Other judges are less hopeful about the outcome.

“It’s not that they can’t be reinstated, but I don’t see any positive coming out of” the court challenge, said one judge familiar with many of the jurists facing termination. The judge asked to remain anonymous to talk openly about OCA, their colleagues and the litigation.

OCA has appealed the Suffolk County judge’s decision to the Third Department, Appellate Division — potentially moving the matter closer to the Court of Appeals, New York’s highest court. Chief Judge Janet DiFiore, head of OCA Administrative Board, sits on the Court of Appeals and would almost certainly recuse herself from the case, leaving it up to the remaining six justices.

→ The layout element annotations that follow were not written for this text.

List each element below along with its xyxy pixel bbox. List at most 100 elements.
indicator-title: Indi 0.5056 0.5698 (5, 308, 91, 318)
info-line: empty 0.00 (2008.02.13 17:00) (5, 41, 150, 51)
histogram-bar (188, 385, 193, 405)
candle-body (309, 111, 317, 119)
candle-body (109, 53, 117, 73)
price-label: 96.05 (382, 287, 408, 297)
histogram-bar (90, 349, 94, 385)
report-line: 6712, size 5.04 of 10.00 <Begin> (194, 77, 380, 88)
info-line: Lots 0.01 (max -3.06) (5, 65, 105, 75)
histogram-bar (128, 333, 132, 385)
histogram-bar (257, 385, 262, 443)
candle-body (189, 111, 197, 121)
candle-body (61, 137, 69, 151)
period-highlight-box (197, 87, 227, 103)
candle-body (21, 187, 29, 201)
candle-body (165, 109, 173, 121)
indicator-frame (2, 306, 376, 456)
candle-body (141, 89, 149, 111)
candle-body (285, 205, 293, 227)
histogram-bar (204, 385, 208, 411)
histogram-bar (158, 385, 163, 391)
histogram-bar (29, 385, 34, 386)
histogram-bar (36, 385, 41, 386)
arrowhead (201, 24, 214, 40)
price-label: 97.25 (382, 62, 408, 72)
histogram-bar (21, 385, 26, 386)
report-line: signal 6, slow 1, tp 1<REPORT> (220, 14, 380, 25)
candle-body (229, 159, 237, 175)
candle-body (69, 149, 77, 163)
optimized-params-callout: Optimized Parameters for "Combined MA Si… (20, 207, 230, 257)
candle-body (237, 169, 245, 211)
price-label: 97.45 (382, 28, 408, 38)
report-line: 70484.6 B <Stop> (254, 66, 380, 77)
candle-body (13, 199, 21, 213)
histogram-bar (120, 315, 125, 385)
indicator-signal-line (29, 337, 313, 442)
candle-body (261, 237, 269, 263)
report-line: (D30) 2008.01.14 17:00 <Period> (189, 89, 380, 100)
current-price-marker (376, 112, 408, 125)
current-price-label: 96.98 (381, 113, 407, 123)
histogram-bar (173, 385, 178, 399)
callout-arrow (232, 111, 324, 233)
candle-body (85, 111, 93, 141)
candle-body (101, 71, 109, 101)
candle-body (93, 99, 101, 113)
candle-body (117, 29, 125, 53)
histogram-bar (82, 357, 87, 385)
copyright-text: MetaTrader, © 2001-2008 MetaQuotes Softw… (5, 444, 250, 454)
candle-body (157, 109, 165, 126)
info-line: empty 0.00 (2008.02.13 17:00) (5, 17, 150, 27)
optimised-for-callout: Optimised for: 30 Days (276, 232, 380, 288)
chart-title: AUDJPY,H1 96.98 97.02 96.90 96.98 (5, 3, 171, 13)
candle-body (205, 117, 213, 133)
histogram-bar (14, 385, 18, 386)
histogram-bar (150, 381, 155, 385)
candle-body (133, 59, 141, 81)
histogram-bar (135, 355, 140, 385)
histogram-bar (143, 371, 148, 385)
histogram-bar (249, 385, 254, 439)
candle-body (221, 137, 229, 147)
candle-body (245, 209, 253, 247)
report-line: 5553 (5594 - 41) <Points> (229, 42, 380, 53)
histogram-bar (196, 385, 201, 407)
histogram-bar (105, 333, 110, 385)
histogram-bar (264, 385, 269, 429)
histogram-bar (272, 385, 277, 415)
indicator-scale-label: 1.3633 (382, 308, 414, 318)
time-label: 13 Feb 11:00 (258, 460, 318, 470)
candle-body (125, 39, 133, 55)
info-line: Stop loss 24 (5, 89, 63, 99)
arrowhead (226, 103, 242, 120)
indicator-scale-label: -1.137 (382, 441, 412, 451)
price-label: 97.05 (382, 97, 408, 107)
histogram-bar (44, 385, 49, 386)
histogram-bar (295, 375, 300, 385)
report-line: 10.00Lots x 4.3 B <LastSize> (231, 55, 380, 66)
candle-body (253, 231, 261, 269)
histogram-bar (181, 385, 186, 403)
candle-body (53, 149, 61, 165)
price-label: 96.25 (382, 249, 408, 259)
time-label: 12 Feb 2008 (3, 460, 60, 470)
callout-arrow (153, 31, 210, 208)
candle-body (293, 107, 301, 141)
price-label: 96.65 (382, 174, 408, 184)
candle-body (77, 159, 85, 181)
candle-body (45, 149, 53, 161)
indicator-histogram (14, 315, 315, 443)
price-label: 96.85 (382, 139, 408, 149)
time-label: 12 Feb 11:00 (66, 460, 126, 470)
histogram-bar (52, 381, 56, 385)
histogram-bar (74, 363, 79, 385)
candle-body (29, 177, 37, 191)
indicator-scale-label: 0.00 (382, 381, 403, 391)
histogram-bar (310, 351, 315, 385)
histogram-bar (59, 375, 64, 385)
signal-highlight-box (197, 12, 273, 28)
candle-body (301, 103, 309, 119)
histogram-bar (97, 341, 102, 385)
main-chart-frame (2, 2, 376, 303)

“Judges have tried to sue in the past and the Court of Appeals was never friendly to them,” the judge who talked with the Eagle said, citing past battles for pay raises. “They got smacked down.”

Further complicating a potential appeal: An amicus brief submitted to the Appellate Division Third Department by previous chief judges and chief administrative judges.

In their brief filed Monday, New York’s former top judges Jonathan Lippman and Sol Wachtler and former chief administrative judges Ann Pfau, E. Leo Milonas, and Joseph Bellacosa said OCA’s Administrative Board “exercised its obligation and discretion to make a difficult policy choice in order to best serve the public,” in essence reinforcing OCA’s main argument. The brief also says ruling against OCA’s decision threatens the constitutional powers of the Administrative Board.

But several judges facing termination, their colleagues, legal leaders and good government groups have consistently countered that removing the judges is far from best serving the public.

“I think the best interest of the public is to have a full complement of judges so that the court system can continue. It’s very hard now to get your case heard and less 46 experienced judges will be even harder,” said past president of the Brooklyn Bar Association Steven Cohn.

Eight appellate judges are also facing termination, further straining an understaffed judiciary handling thousands of cases a year. The Second Department, which includes Queens and Brooklyn, was already short judges and will now lose four more — three denied recertification and one, Presiding Judge Alan Scheinkman, who is retiring.

“This will have a tremendous impact on the Second Department. It’s devastating,” Cohn said.

The appeals are typically a defendant’s last chance for a favorable ruling because few cases make it to the Court of Appeals after appellate judges weigh in.

Thus each case requires careful reading, and a grasp of many fields of law, said Justice Sheri Roman, who sits in the Second Department Appellate Division.

“Commercial to zoning to maritime to matrimonial. I had one case where I had to figure out how someone could get a divorce in India in the 1950s,” Roman said.

Roman has joined other appellate judges on a related lawsuit filed in Suffolk County to reverse the decision to terminate older judges.

OCA spokesperson said the Suffolk County judge’s decision has flimsy legal standing.

“We remain on this farcical merry go round of orders being issued by the trial level justice only to be automatically stayed by the appellate division based on our pending appeal,” Chalfen said.
“At some point the continued frosting of a nonexistent cake will end and the case will be decided on the merits.”

Whatever happens in the Suffolk County court, the appellate division or even the Court of Appeals, Velasquez said her judges’ association is committed to seeing the case through all the way to the U.S. Supreme Court.

“We understand that the budget crisis is really hard, and hopefully the stimulus coming to the state will help out,” she said. “It’s hard but sometimes you have to step up to the plate.”